As I indicated in my response to you, I got the impression that you were considering reasoning with a creationist. You seemed to want answers from creationists as to why they considered "macroevolution" impossible. My answer was intended to demonstrate why that is a futile pursuit. Do you not agree? Do you still hope to penetrate the faith-based confirmation bias? With what?
  • "If someone doesn't value evidence, what evidence are you going to provide to prove they should value it? If someone doesn't value logic, what logical argument could you provide to show the importance of logic? Water is two parts hydrogen and one part oxygen. What if someone says, "Well, that's not how I choose to think about water"? All we can do is appeal to scientific values. And if he doesn't share those values, the conversation is over." - Sam Harris
  • "The moderator in the debate between Bill Nye and Ken Ham on whether creationism is a viable scientific field of study asked, 'What would change your minds?' Scientist Bill Nye answered, 'Evidence.' Young Earth Creationist Ken Ham answered, 'Nothing. I'm a Christian.' Elsewhere, Ham stated, 'By definition, no apparent, perceived or claimed evidence in any field, including history and chronology, can be valid if it contradicts the scriptural record."

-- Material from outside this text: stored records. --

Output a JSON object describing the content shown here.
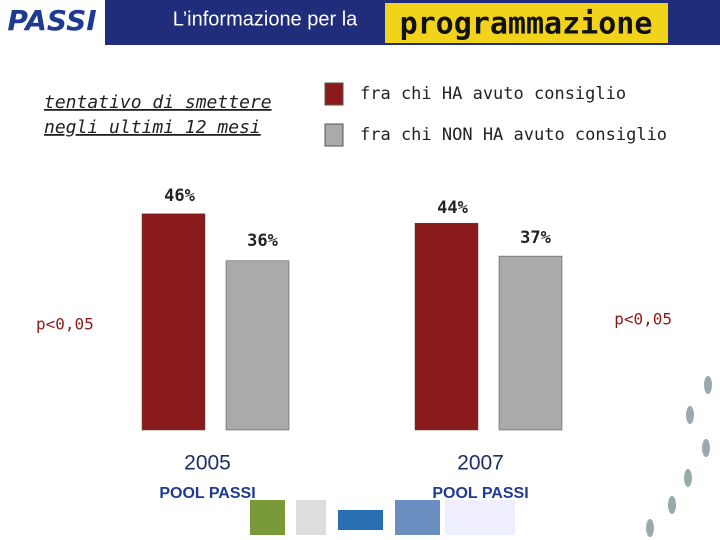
{
  "chart_data": {
    "type": "bar",
    "header": [
      "L’informazione per la",
      "programmazione"
    ],
    "logo": "PASSI",
    "ylabel": [
      "tentativo di smettere",
      "negli ultimi 12 mesi"
    ],
    "categories": [
      "2005",
      "2007"
    ],
    "sublabels": [
      "POOL PASSI",
      "POOL PASSI"
    ],
    "series": [
      {
        "name": "fra chi HA avuto consiglio",
        "color": "#8b1a1a",
        "values": [
          46,
          44
        ],
        "value_labels": [
          "46%",
          "44%"
        ]
      },
      {
        "name": "fra chi NON HA avuto consiglio",
        "color": "#aaaaaa",
        "values": [
          36,
          37
        ],
        "value_labels": [
          "36%",
          "37%"
        ]
      }
    ],
    "annotations": [
      "p<0,05",
      "p<0,05"
    ],
    "ylim": [
      0,
      50
    ],
    "grid": false
  }
}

What a nice depiction of what I was describing above about these two very different ways of deciding what is true about the world. I believe Ham when he says that nothing can change his mind, so why bother trying with him or with creationists in general? That was my answer to you regarding trying to get the creationist to participate in dialectic with you as the OP considered attempting. I'm telling you how the discussion will go.

There are already posts on this thread to confirm that. You didn't get the kind of reasoned answer that you might have given, just a repeat of a statement of faith and a raft of specious argumentation that doesn't actually answer your question of how macroevolution is not possible. As Ham's answer demonstrates, you cannot make these people cooperate with you. They don't think like you do. Their methods and agenda are in conflict with yours.
Well, I've had the odd discussion with creationists on here that was useful for me. I'm interested in the minds of other people I suppose.

I've found that when I'm not hostile that most people can be quite pleasant to talk with and when I don't begin by calling them ignorant, irrational fools that a chat can go surprising places. And it's ok if it goes nowehere; I'm just a bored chap with questions in his head and a lazy weekend recovering from my covid jab to fritter away.